In the early hours of this morning the Senate voted 89 to 8 for passage of a fiscal cliff deal. The measure now goes to the the House of Representatives and must face utterly dysfunctional, misogynistic House Republicans - a group that continues to forget that their majority is due solely to gerrymandering and the Democratic candidates received one million more votes overall. One can only hope that the House Republicans will for a change put the best interests of the country ahead of prostituting themselves to the foul elements of the GOP base. It will be important to emphasize that it will be Republicans who will be raising taxes on all Americans if the legislation is not enacted. Here are highlights from a Washington Post on the details of the legislation:
The Senate approved a bipartisan agreement early Tuesday morning to let income taxes rise sharply for the first time in two decades, fulfilling President Obama’s promise to raise taxes on the rich and avoiding the worst effects of the “fiscal cliff.” The agreement, brokered by Vice President Biden and Senate Minority Leader Mitch McConnell (R-Ky.), passed 89 to 8 in a highly unusual New Year’s morning vote. It now heads to the House, where leaders have not guaranteed passage but top officials believe it could win passage in the next few days.

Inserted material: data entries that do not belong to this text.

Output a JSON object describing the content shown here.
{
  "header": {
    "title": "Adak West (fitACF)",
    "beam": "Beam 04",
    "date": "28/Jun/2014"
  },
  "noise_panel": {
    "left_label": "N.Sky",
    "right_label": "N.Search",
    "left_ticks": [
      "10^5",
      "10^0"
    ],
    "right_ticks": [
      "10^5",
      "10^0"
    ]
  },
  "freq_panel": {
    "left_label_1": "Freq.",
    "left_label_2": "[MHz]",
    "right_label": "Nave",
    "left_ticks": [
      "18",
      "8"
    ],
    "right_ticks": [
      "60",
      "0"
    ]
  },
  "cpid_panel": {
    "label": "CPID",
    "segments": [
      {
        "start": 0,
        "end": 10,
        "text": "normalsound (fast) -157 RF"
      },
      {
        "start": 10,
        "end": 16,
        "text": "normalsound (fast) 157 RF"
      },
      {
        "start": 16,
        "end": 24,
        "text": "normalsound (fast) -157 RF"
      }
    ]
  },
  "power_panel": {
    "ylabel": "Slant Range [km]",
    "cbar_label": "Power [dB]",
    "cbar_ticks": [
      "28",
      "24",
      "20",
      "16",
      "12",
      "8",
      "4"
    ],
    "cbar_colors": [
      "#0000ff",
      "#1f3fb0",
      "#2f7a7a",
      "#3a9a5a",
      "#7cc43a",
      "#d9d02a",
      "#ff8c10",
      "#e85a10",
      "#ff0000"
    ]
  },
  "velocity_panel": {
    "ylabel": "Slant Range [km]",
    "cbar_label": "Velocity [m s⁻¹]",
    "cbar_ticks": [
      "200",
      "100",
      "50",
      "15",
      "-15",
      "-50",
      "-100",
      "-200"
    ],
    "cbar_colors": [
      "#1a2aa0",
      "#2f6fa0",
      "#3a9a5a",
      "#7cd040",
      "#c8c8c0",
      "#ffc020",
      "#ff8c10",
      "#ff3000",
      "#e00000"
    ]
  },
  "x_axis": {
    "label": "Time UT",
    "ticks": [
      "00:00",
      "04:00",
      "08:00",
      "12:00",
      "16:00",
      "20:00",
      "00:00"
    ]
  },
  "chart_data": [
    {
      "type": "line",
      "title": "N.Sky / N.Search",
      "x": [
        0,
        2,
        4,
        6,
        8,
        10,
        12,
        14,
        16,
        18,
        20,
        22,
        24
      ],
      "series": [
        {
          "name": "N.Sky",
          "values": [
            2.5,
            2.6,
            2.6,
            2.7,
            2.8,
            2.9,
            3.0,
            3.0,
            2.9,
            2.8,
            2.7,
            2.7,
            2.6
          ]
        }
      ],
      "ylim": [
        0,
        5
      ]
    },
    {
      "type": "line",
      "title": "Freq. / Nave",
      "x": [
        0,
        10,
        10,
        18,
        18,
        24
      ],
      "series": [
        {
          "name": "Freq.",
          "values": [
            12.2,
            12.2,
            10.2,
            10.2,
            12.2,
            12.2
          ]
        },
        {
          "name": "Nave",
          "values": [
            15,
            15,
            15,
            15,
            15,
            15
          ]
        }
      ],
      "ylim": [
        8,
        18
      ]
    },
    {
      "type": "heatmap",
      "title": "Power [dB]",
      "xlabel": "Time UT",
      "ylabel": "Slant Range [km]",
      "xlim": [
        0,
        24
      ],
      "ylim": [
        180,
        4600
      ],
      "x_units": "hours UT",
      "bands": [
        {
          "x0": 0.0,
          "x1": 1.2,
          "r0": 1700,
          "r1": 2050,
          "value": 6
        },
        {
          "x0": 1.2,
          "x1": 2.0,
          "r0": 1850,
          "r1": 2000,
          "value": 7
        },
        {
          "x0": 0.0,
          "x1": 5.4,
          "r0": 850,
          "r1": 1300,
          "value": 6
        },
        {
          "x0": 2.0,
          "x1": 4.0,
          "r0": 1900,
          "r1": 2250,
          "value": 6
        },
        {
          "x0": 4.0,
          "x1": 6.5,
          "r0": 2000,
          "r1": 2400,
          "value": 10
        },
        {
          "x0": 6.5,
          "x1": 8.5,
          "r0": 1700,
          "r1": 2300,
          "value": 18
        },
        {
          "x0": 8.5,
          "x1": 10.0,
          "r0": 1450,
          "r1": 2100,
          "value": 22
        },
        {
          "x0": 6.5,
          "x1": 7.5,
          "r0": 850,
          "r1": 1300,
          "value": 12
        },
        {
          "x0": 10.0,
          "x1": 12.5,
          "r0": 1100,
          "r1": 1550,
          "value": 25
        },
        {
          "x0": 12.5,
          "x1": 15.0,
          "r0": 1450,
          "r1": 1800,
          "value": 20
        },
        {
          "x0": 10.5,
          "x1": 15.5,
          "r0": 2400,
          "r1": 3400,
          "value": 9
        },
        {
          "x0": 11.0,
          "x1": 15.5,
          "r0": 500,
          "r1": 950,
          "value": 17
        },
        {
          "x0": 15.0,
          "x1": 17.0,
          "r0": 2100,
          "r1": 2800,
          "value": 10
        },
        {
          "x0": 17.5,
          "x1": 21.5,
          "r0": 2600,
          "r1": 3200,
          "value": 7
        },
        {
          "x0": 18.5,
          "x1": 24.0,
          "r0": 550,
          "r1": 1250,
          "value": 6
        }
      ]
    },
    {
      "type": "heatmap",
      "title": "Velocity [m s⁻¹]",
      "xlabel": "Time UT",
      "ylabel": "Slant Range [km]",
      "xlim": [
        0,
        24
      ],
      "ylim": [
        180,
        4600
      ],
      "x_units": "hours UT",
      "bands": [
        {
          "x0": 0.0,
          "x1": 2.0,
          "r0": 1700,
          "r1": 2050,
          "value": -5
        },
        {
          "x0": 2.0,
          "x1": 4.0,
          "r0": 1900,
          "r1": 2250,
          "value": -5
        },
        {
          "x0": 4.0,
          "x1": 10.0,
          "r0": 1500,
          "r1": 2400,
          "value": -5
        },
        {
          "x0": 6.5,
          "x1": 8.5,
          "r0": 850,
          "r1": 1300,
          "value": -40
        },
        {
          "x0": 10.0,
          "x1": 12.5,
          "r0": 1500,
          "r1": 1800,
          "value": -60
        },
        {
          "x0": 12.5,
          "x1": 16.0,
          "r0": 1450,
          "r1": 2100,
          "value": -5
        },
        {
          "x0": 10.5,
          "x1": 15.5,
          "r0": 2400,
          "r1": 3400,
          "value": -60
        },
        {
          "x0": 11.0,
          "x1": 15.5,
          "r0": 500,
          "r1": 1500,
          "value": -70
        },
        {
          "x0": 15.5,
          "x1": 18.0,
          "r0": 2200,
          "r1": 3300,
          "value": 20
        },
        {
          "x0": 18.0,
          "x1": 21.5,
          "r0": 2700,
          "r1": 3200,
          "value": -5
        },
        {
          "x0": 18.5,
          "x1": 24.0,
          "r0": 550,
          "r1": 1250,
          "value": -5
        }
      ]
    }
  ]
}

The agreement primarily targets taxpayers who earn more than $450,000 per year, raising their rates for wages and investment profits. At the same time, the deal would protect more than 100 million households earning less than $250,000 a year from income tax increases scheduled to take effect Jan. 1.
Republicans gave in on the spending cuts, known as sequestration, by agreeing to a two-month delay in budget reductions that would be paid for in part with new tax revenue, a condition they had resisted. And the White House made a major concession on the estate tax, agreeing to terms that would permit estates worth as much as $15 million to escape taxation by the end of the decade, Democrats said.
Senior aides predicted the measure would pass the House with bipartisan support. But Boehner’s decision to delay the vote meant the nation would tumble over the cliff at least briefly. In addition to dealing with the fiscal crisis, the measure would extend federal farm policies through September, averting an estimated doubling of milk prices. The deal also nixed a set pay raise for members of Congress.
Under the agreement, the top income tax rate would rise from 35 percent to 39.6 percent for married couples earning more than $450,000 a year and single people earning more than $400,000 a year. Those households also would pay higher rates on investment profits, with rates on dividends and capital gains rising from 15 percent to 20 percent.
Combined with a 3.8 percent surcharge on investment income adopted as part of Obama’s health-care initiative — a tax that also takes effect in January — the top rate on investment income would rise to 23.8 percent for high-income households.
Nor would taxpayers earning less than $450,000 entirely escape. The deal would restore limits on personal exemptions and itemized deductions that existed during the Clinton administration, with those benefits phasing out for couples earning more than $250,000 a year and single people earning more than $200,000.
The last last piece of the puzzle to fall into place was the sequester, which would be delayed until early March under an agreement to raise $12 billion in new tax revenue and $12 billion in fresh savings from the Pentagon and domestic programs.
A convenient summary of the measure is also provided by Ezra Klein here. Is the deal a good one? No, it could have been better, but the alternative of possible financial markets chaos and hits to the economy would have been worse. Of course, the deal still must pass the objective reality untethered House GOP.